With professors donating their time and a local Latino community outreach center offering a space for free, the program has few costs. They’ve started an Amazon.com wish list asking people to donate textbooks for students and gas cards for volunteers who will drive students to and from class.

Dressed in a black fleece jacket and tan cargo shorts and carrying a black backpack during a protest rally Tuesday at UGA against the policy, 25-year-old Karl Kings looked like he could be headed to class. However, Kings says he’s an illegal immigrant who was brought to the U.S. when he was a year old from a country in Asia that he declined to identify. “Pretty much, I would be a Georgia boy except I wasn’t born here,” he said. “I grew up here my whole life.”

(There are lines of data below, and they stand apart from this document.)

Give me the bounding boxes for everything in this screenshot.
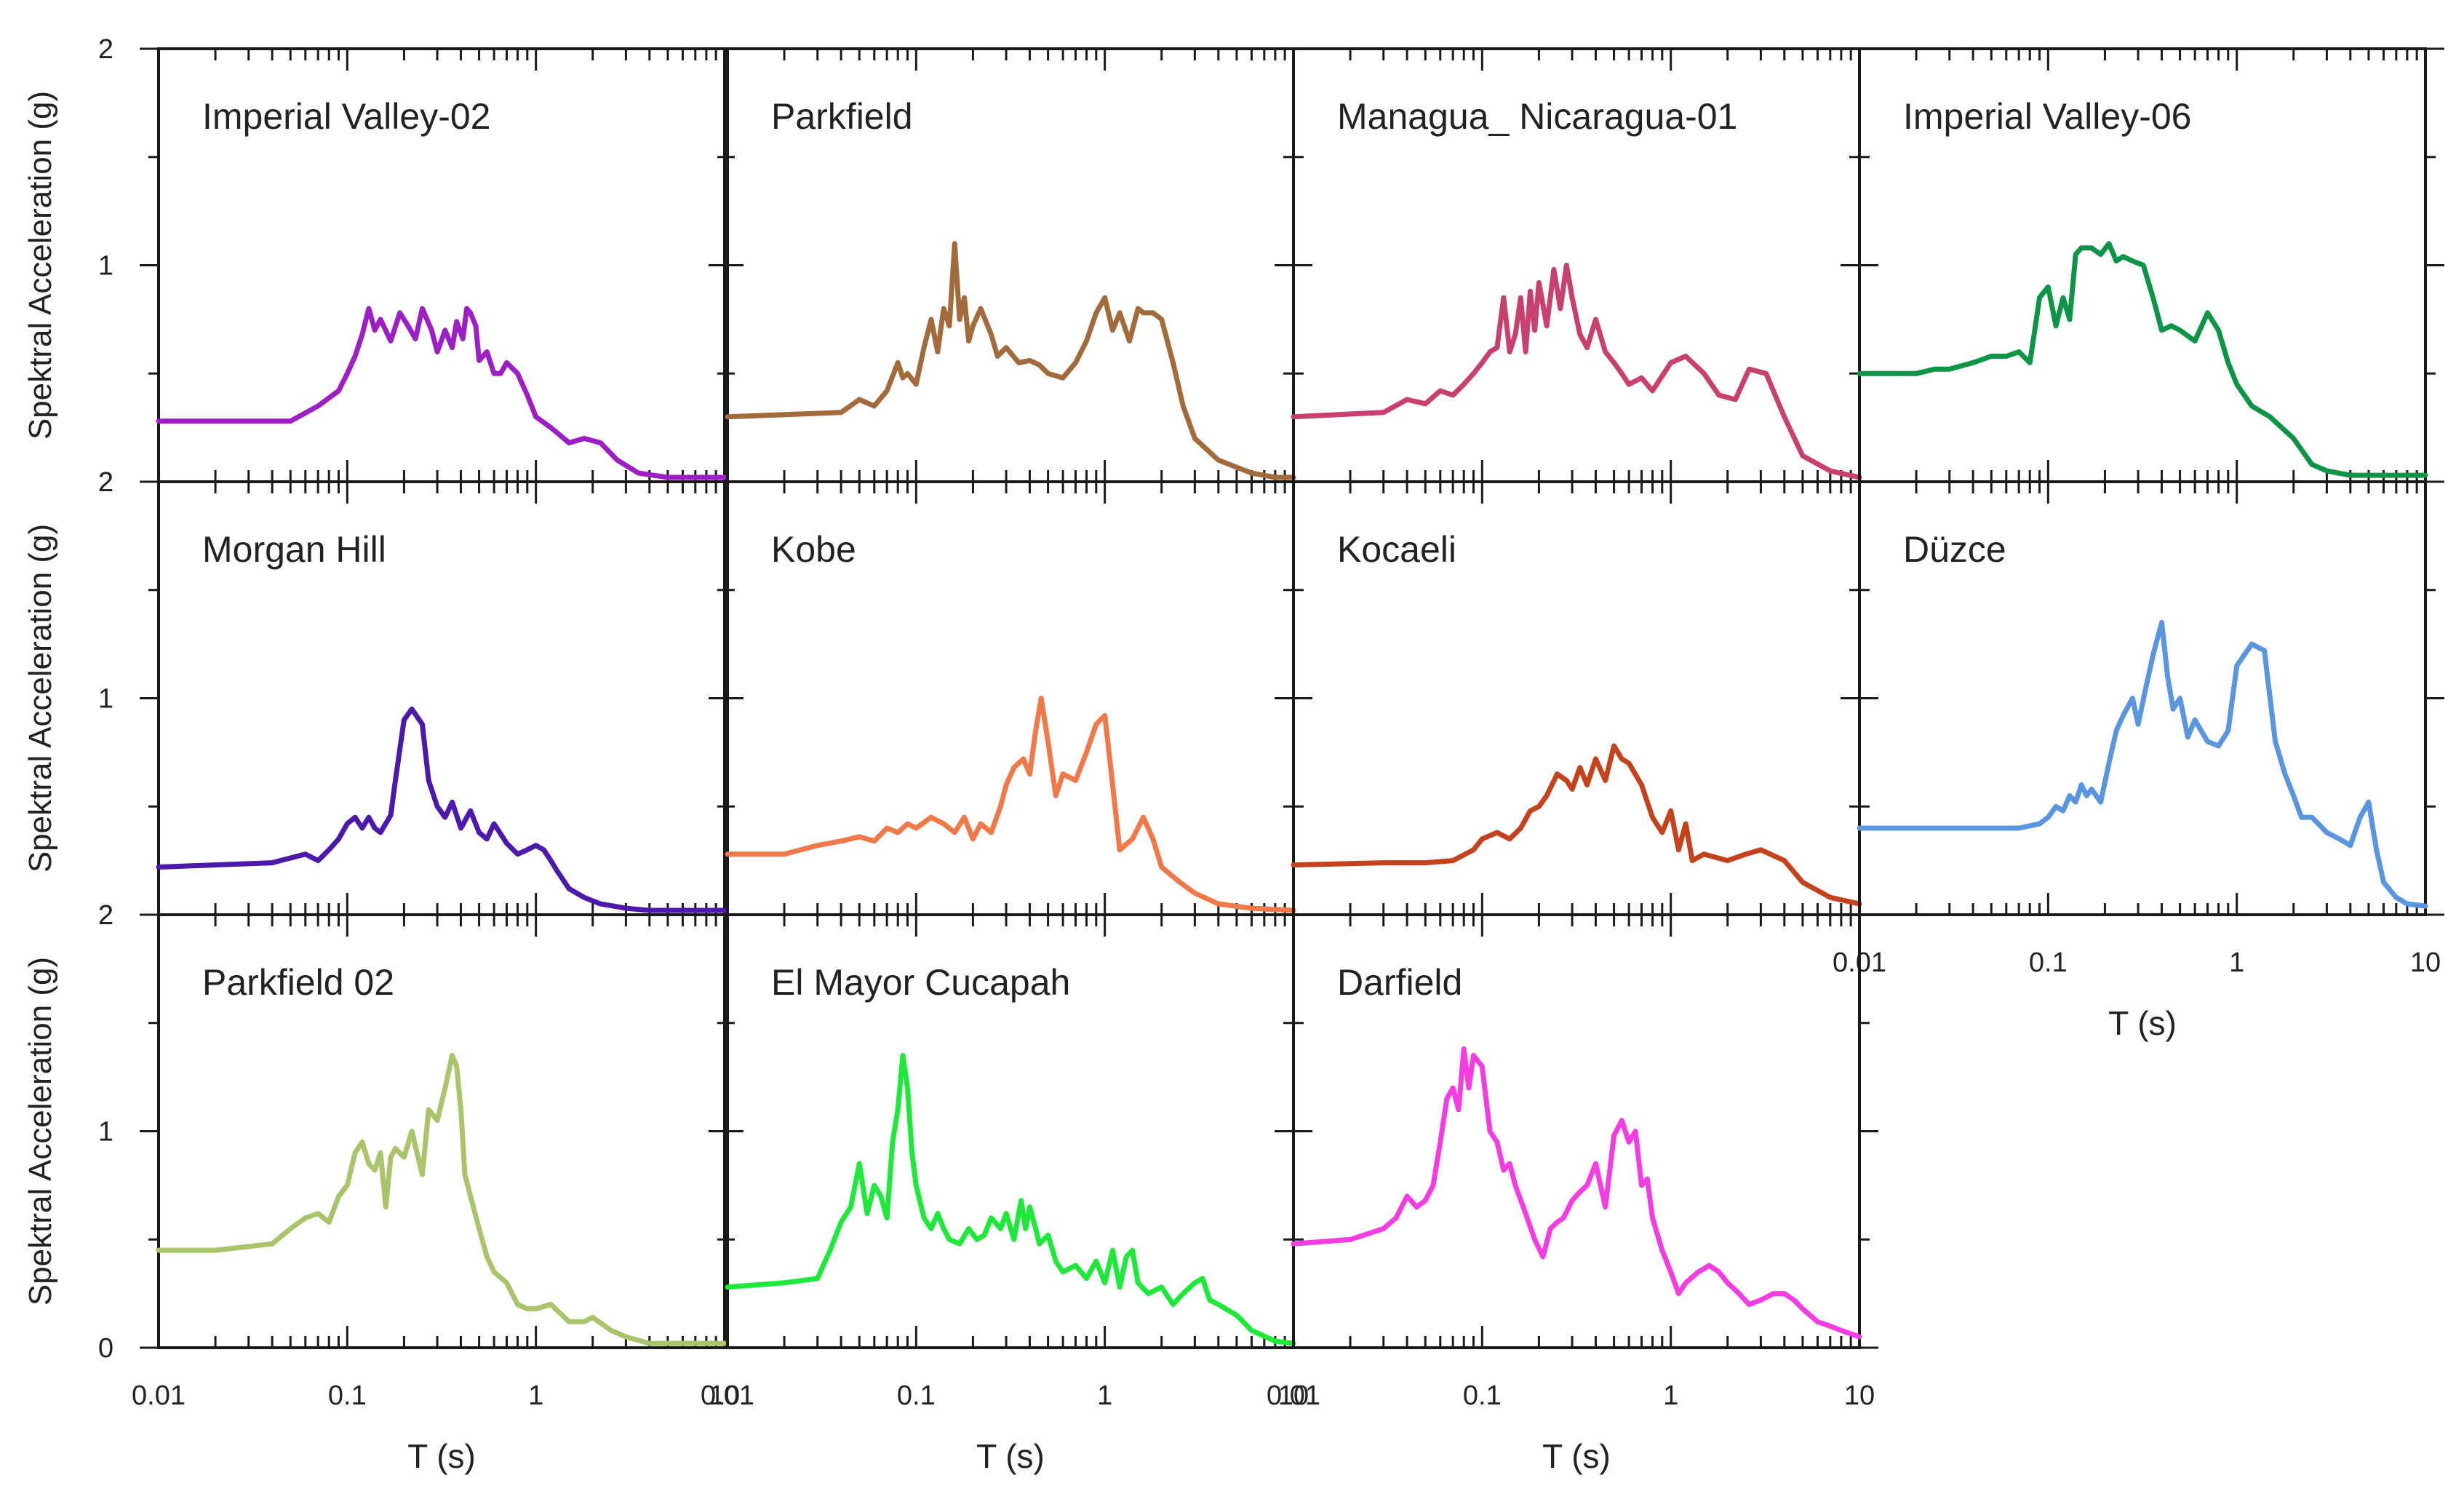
series-line	[725, 1052, 1296, 1346]
panel-2: Parkfield	[709, 47, 1312, 483]
y-axis-title: Spektral Acceleration (g)	[23, 957, 58, 1306]
x-tick-label: 0.01	[132, 1380, 186, 1411]
y-tick-label: 0	[98, 1333, 113, 1364]
panel-title: Kobe	[771, 529, 856, 570]
x-tick-label: 0.1	[328, 1380, 367, 1411]
x-tick-label: 1	[1097, 1380, 1112, 1411]
y-axis-title: Spektral Acceleration (g)	[23, 524, 58, 873]
series-line	[156, 706, 727, 913]
panel-6: Kobe	[709, 480, 1312, 916]
x-axis-title: T (s)	[1542, 1437, 1611, 1475]
panel-title: Managua_ Nicaragua-01	[1337, 96, 1737, 137]
panel-1: Imperial Valley-02 2 1 2 Spektral Accelerati…	[23, 34, 743, 498]
x-tick-label: 0.1	[1463, 1380, 1502, 1411]
y-tick-label: 1	[98, 684, 113, 715]
series-line	[1291, 743, 1862, 907]
panel-title: Parkfield 02	[202, 962, 394, 1003]
panel-7: Kocaeli	[1275, 480, 1878, 916]
series-line	[1857, 619, 2428, 909]
panel-3: Managua_ Nicaragua-01	[1275, 47, 1878, 483]
x-tick-label: 10	[1278, 1380, 1309, 1411]
x-axis-title: T (s)	[2108, 1004, 2177, 1042]
x-tick-label: 1	[528, 1380, 543, 1411]
panel-title: Morgan Hill	[202, 529, 386, 570]
series-line	[725, 696, 1296, 913]
series-line	[156, 1052, 727, 1346]
y-tick-label: 2	[98, 467, 113, 498]
series-line	[725, 241, 1296, 480]
series-line	[1857, 241, 2428, 478]
y-tick-label: 2	[98, 900, 113, 931]
y-tick-label: 1	[98, 251, 113, 282]
x-tick-label: 0.1	[897, 1380, 936, 1411]
panel-title: Düzce	[1903, 529, 2006, 570]
x-tick-label: 10	[1844, 1380, 1875, 1411]
panel-11: Darfield 0.01 0.1 1 10 T (s)	[1267, 913, 1878, 1475]
panel-title: Imperial Valley-06	[1903, 96, 2191, 137]
panel-title: Darfield	[1337, 962, 1462, 1003]
x-tick-label: 10	[2410, 947, 2441, 978]
y-tick-label: 1	[98, 1117, 113, 1148]
x-tick-label: 0.01	[701, 1380, 754, 1411]
y-tick-label: 2	[98, 900, 113, 931]
y-tick-label: 2	[98, 34, 113, 65]
x-axis-title: T (s)	[976, 1437, 1045, 1475]
panel-4: Imperial Valley-06	[1841, 47, 2444, 483]
x-tick-label: 0.1	[2029, 947, 2068, 978]
panel-title: Parkfield	[771, 96, 913, 137]
panel-5: Morgan Hill 2 1 2 Spektral Acceleration (g)	[23, 467, 743, 931]
x-axis-title: T (s)	[407, 1437, 476, 1475]
panel-title: Imperial Valley-02	[202, 96, 490, 137]
panel-title: El Mayor Cucapah	[771, 962, 1070, 1003]
x-tick-label: 10	[709, 1380, 740, 1411]
y-axis-title: Spektral Acceleration (g)	[23, 91, 58, 440]
series-line	[1291, 263, 1862, 480]
panel-10: El Mayor Cucapah 0.01 0.1 1 10 T (s)	[701, 913, 1312, 1475]
x-tick-label: 1	[1663, 1380, 1678, 1411]
panel-title: Kocaeli	[1337, 529, 1456, 570]
series-line	[1291, 1046, 1862, 1340]
y-tick-label: 2	[98, 467, 113, 498]
x-tick-label: 0.01	[1267, 1380, 1320, 1411]
series-line	[156, 306, 727, 480]
x-tick-label: 1	[2229, 947, 2244, 978]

After graduating from high school in suburban Atlanta in 2004, he dreamed of going to college but couldn’t afford to pay out-of-state tuition. He’s gotten by doing odd jobs, but has had to turn down some more stable or challenging job offers because they required proof of eligibility to work in the U.S. He was filling out an application for Freedom University at the end of the rally this week.

The program is currently taking applications, with the first class, American Civilization I, set to start Sept. 8. The five professors will rotate teaching the seminar course on their own time at an off-campus location. All qualified applicants will likely be accepted unless there are so many applications that space constraints force them to limit admissions, said Lorgia Garcia Pena, another of the founding professors.